Somewhere in it, I think, is the fact that I go and play simply because it offers a confirmation that simply knowing a fact, a thing, a tidbit, is a pleasure in and of itself. I like knowing things, even if they are in no way useful. Trivia contests offer a rare opportunity to exercise both the knowledge and the pleasure of knowing. A key ingredient for me is the pleasure I take in other people's knowledge. I always prefer the evening where the correct answers are equitably provided by all my teammates rather than just one or two. Last night was a good example of this.

At any rate, we are winning, placing, and showing at a regular pace now, are in the season finals, and can approach the contest each week with a fair level of confidence. We won last night, by our largest margin yet.

Cheers.

Wednesday, November 09, 2005

Unfortunate names

Yet another reason to wonder how Long Island ever came into existence:

Suffolk Police: Woman Missing From Mastic Beach

On one hand, the missing woman is in no way humorous. On the other hand, from Webster's:

Mastic: any of various pasty materials used as protective coatings or cements

I am reminded of Ozone Park.

It's like home made porn

Taser to offer stun gun cameras

I know that this is actually a ploy by Taser to keep it's business going after it has come under increasing attack for actually being...wait for it...dangerous. I suppose by having a camera on the gun the company will be able to show that tasers are useful, necessary, and not the cause of death when somebody seems adversely affected by the however-many volts of electricity coursing through their body.

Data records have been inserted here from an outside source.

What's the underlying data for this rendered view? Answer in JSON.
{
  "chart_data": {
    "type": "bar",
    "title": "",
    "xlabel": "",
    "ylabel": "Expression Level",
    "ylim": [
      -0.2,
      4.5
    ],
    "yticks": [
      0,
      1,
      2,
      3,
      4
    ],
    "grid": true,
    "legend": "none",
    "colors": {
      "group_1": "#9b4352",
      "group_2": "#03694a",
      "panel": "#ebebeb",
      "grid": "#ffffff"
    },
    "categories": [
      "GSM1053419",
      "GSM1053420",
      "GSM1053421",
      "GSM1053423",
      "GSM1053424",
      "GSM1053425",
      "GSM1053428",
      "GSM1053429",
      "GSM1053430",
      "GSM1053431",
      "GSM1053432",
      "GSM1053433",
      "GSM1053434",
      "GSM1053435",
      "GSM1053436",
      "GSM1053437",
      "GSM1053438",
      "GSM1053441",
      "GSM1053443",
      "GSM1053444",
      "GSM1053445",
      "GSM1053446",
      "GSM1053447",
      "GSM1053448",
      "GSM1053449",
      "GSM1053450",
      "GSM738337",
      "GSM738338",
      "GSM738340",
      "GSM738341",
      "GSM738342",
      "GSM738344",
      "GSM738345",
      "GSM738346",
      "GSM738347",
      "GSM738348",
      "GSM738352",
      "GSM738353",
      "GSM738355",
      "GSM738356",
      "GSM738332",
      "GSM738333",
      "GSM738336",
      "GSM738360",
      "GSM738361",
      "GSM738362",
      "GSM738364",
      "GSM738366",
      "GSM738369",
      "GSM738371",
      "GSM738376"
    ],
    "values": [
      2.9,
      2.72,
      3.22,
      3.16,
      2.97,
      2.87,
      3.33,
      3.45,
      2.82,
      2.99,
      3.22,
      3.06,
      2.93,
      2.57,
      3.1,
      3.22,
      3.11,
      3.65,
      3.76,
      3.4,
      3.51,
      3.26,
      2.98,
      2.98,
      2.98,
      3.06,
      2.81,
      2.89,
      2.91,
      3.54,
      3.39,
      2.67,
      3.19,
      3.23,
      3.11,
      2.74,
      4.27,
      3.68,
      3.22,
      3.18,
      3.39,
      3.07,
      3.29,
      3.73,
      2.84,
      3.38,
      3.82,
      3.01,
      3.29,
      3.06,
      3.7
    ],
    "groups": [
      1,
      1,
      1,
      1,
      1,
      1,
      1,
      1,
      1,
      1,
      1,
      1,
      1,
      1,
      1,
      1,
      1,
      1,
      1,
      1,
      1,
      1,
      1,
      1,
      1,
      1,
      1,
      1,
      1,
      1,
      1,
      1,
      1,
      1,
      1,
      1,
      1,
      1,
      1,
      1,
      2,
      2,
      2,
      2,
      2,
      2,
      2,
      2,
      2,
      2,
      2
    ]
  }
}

On the other hand, it strikes me as rather tawdry. You know, enjoy it while you do it, then sit back, relax, and enjoy watching yourself do it on videotape. It might be so much fun watching it, it will make you feel like doing it in real life all over again.


I wonder how long before they start talking about the taser as the 21st century marital aid.

~A

Tuesday, November 08, 2005

Death is up...and it's good

Why I stay out of the stock market:

CDC: Gonorrhea rate down; syphilis up

Or would this be futures? Anyhow, I only hope you sold the first and kept the second.

This reminds me of the various types of futures being bought and sold now such as weather or natural disaster futures. If an industry heavily depends on good weather, it can buy futures as a type of indemnity against bad weather (if my terminology is way off base, as I expect it is, I only hope a reader will correct me).

Therefore, the notion of selling futures in certain types of disease (say, to protect your business against a real outbreak of the flu) may not be such a ridiculous thing. I have long held a private fantasy along these lines wherein someone will start selling futures for death in general.